Thursday, June 25, 2020

Police brutality?

There are a couple of survey questions about views of the police which go back to the 1960s.  One is "In some places in the nation there have been charges of police brutality. Do you think there is any police brutality in this area, or not?"  It was asked in 1965, 1967, a few times in the 1990s, and in 2005.  I have written about it before, and noted that the belief that there was police brutality in "this area" was higher in the 1990s and after than in the 1960s, but I didn't break it down by race, so I'll do that here.*  The individual level data for 2005 are not available, so I use surveys from 1965, 1967, 1991, and 1999.
                  
              Is                   Isn't
        White  Black         White    Black
1965        7%      34%          82%      46%
1967        5%      15%          83%      59%
1991       36%      60%          58%      39%
1999       35%      64%          60%      30%

I computed log-linear models (treating don't know as a middle answer) and got the following estimates of the racial gap in opinions:





 The difference is largest in 1965.  There's enough uncertainty in the estimates so it's hard to say if it's a downward trend or a difference between 1965 and all later years.  But the major thing is that belief in the existence of police brutality in "your area" increased among both blacks and whites.  Why?  One possibility would be that it actually did.  However, I think it's more likely that it's because media coverage increased and people talked about it more.  In support of this interpretation, there were a lot of "don't know's" in the 1960s (20%-25% among blacks), but few in the 1990s.  I think that there's been a general tendency for don't know's to decline, although I haven't studies it systematically or seen any research, but this change is unusually large.
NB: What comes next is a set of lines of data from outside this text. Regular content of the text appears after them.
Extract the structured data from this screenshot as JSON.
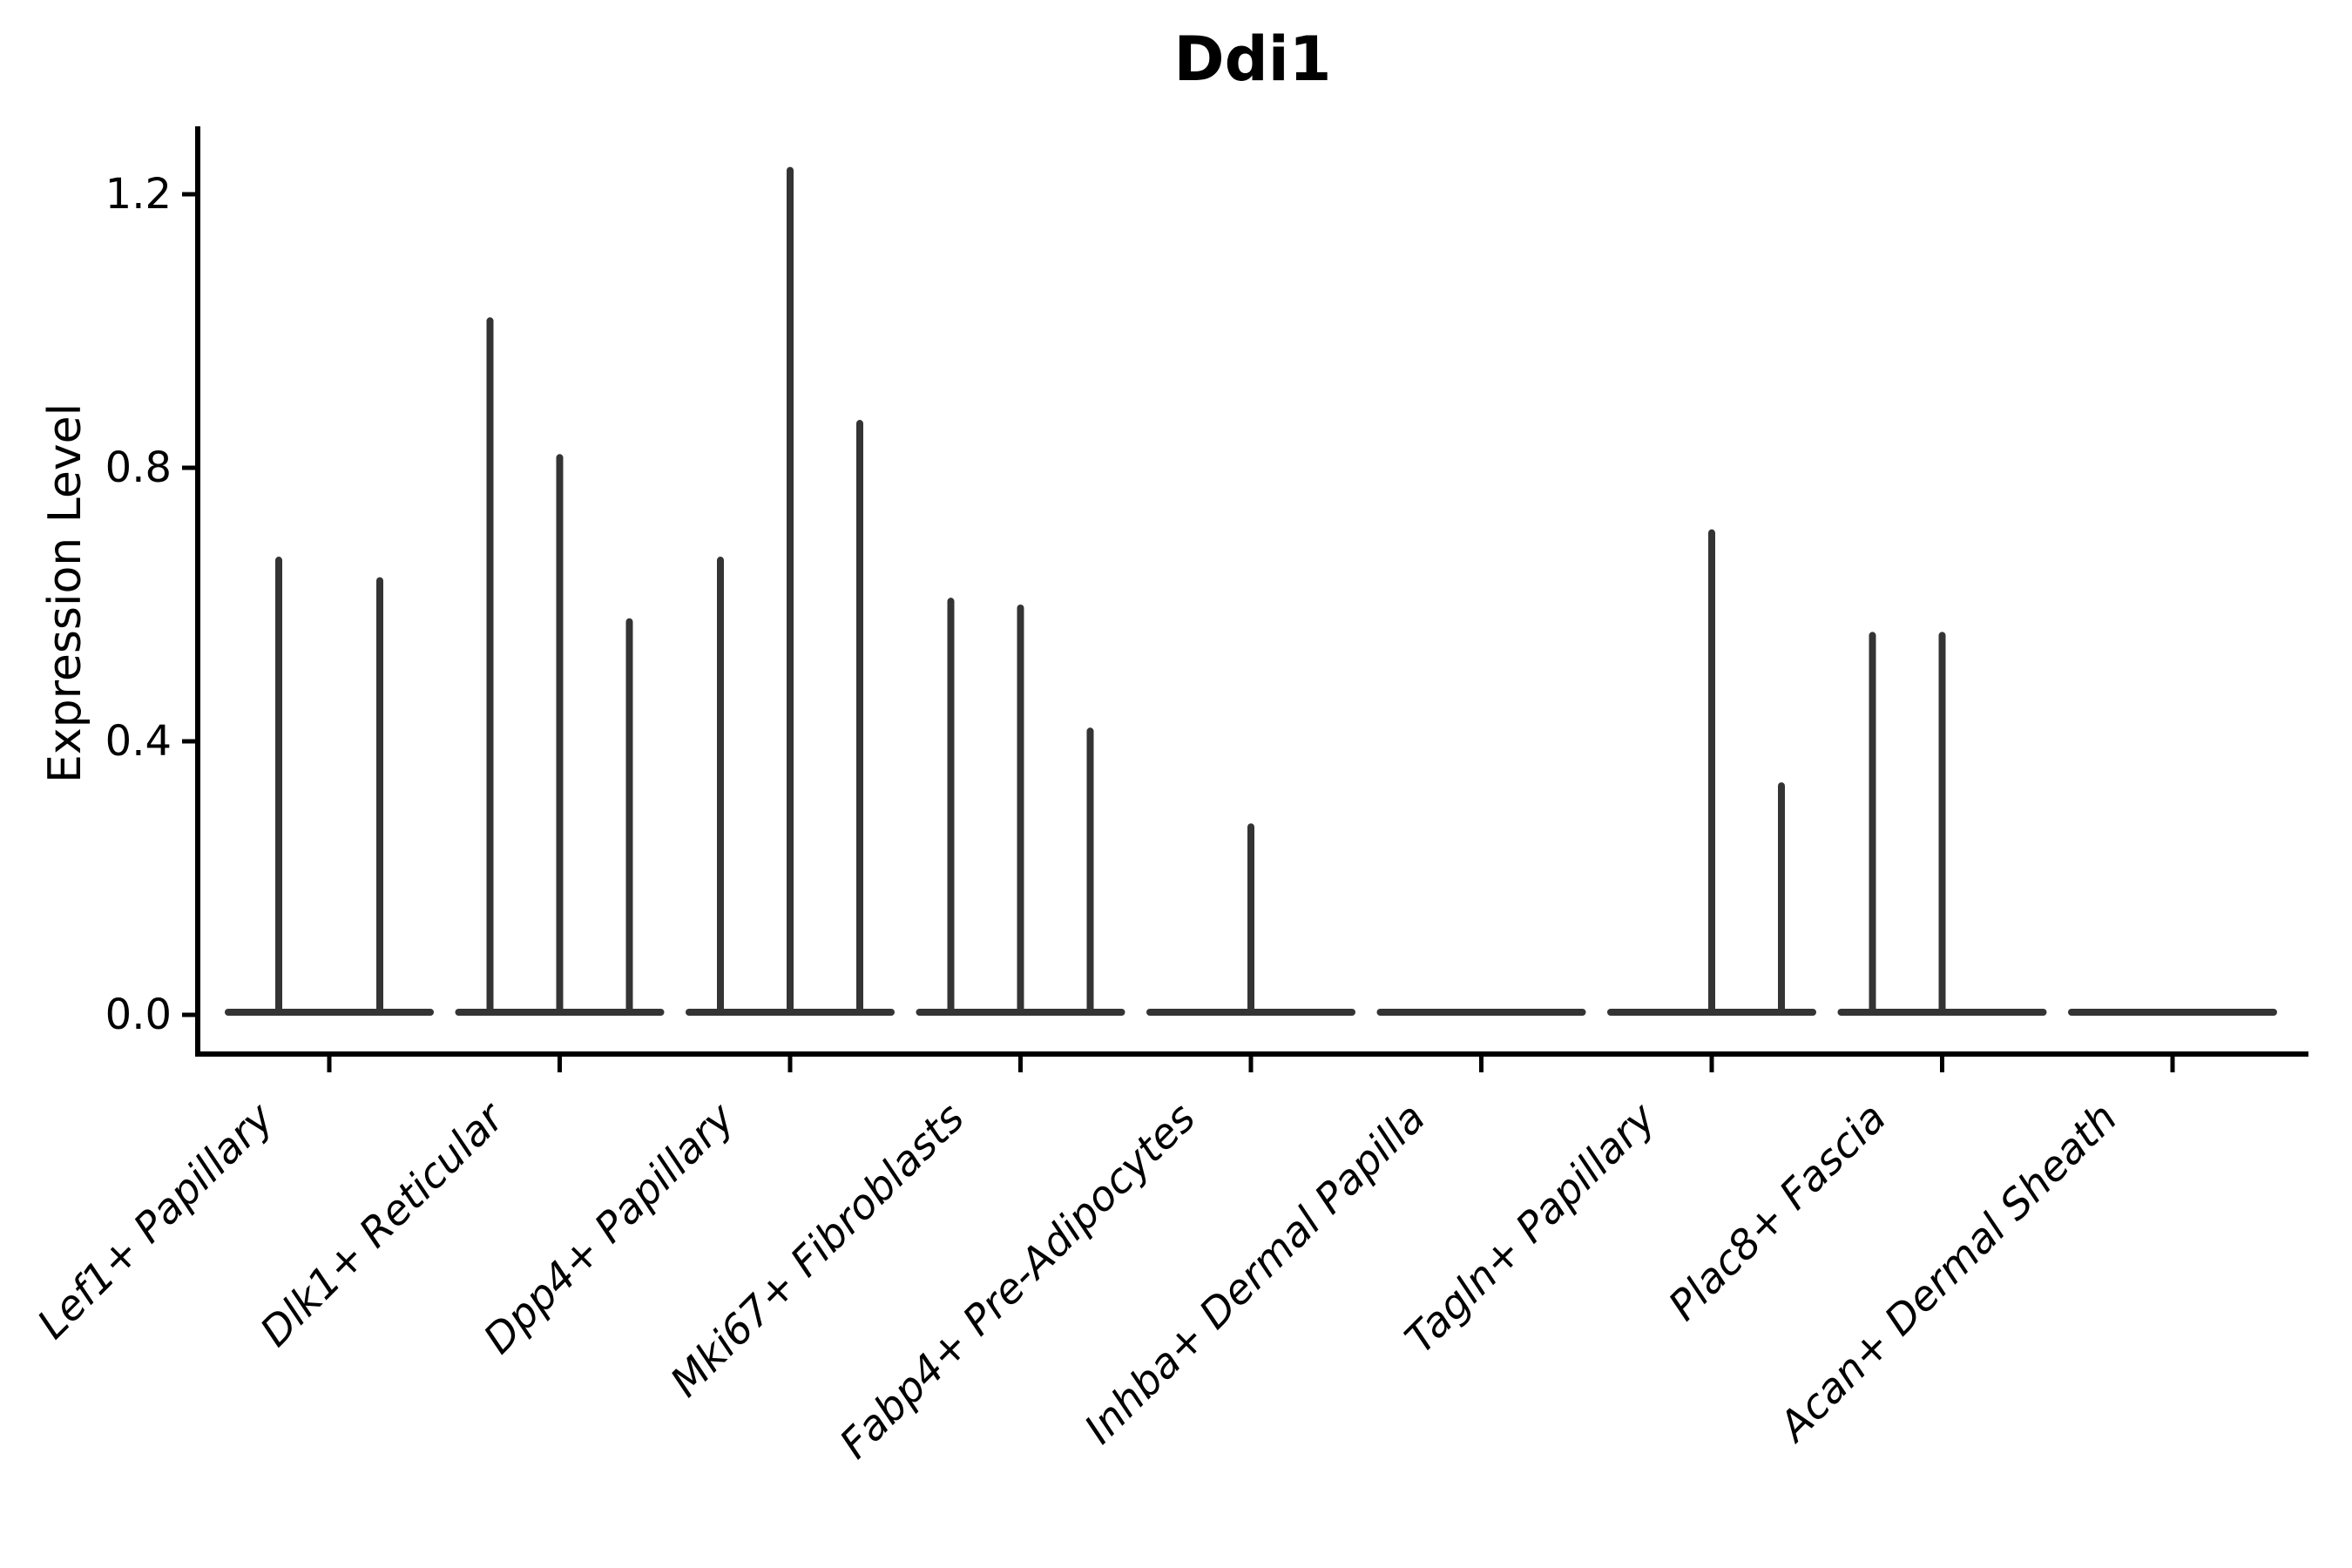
{
  "figure": {
    "background": "#ffffff"
  },
  "colors": {
    "violin_line": "#343434",
    "axis": "#000000",
    "text": "#000000"
  },
  "chart_data": {
    "type": "violin",
    "title": "Ddi1",
    "xlabel": "",
    "ylabel": "Expression Level",
    "ylim": [
      0,
      1.3
    ],
    "yticks": [
      0.0,
      0.4,
      0.8,
      1.2
    ],
    "ytick_labels": [
      "0.0",
      "0.4",
      "0.8",
      "1.2"
    ],
    "grid": false,
    "legend_position": "none",
    "xtick_rotation_deg": 45,
    "categories": [
      "Lef1+ Papillary",
      "Dlk1+ Reticular",
      "Dpp4+ Papillary",
      "Mki67+ Fibroblasts",
      "Fabp4+ Pre-Adipocytes",
      "Inhba+ Dermal Papilla",
      "Tagln+ Papillary",
      "Plac8+ Fascia",
      "Acan+ Dermal Sheath"
    ],
    "series": [
      {
        "category": "Lef1+ Papillary",
        "spikes": [
          {
            "dx": -58,
            "max_expression": 0.67
          },
          {
            "dx": 58,
            "max_expression": 0.64
          }
        ]
      },
      {
        "category": "Dlk1+ Reticular",
        "spikes": [
          {
            "dx": -80,
            "max_expression": 1.02
          },
          {
            "dx": 0,
            "max_expression": 0.82
          },
          {
            "dx": 80,
            "max_expression": 0.58
          }
        ]
      },
      {
        "category": "Dpp4+ Papillary",
        "spikes": [
          {
            "dx": -80,
            "max_expression": 0.67
          },
          {
            "dx": 0,
            "max_expression": 1.24
          },
          {
            "dx": 80,
            "max_expression": 0.87
          }
        ]
      },
      {
        "category": "Mki67+ Fibroblasts",
        "spikes": [
          {
            "dx": -80,
            "max_expression": 0.61
          },
          {
            "dx": 0,
            "max_expression": 0.6
          },
          {
            "dx": 80,
            "max_expression": 0.42
          }
        ]
      },
      {
        "category": "Fabp4+ Pre-Adipocytes",
        "spikes": [
          {
            "dx": 0,
            "max_expression": 0.28
          }
        ]
      },
      {
        "category": "Inhba+ Dermal Papilla",
        "spikes": []
      },
      {
        "category": "Tagln+ Papillary",
        "spikes": [
          {
            "dx": 0,
            "max_expression": 0.71
          },
          {
            "dx": 80,
            "max_expression": 0.34
          }
        ]
      },
      {
        "category": "Plac8+ Fascia",
        "spikes": [
          {
            "dx": -80,
            "max_expression": 0.56
          },
          {
            "dx": 0,
            "max_expression": 0.56
          }
        ]
      },
      {
        "category": "Acan+ Dermal Sheath",
        "spikes": []
      }
    ]
  }
}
Although the number of blacks in the samples is small, the decline in belief in police brutality between 1965 and 1967 is too large to be plausibly explained by sampling error.  1967 was the "long hot summer" of urban unrest, and the survey was taken in early August, after the Newark and Detroit riots and many smaller ones.  Although the response to those included many examples of police brutality, the riots may have made people more sympathetic to police.  Although many accounts focus exclusively on white backlash, support for a "get tough" approach is a natural reaction to disorder and crime.  


*My figure in that post has a mistake--it shows that belief that there was police brutality was a little higher in 1967 than in 1965, but it was actually a little lower.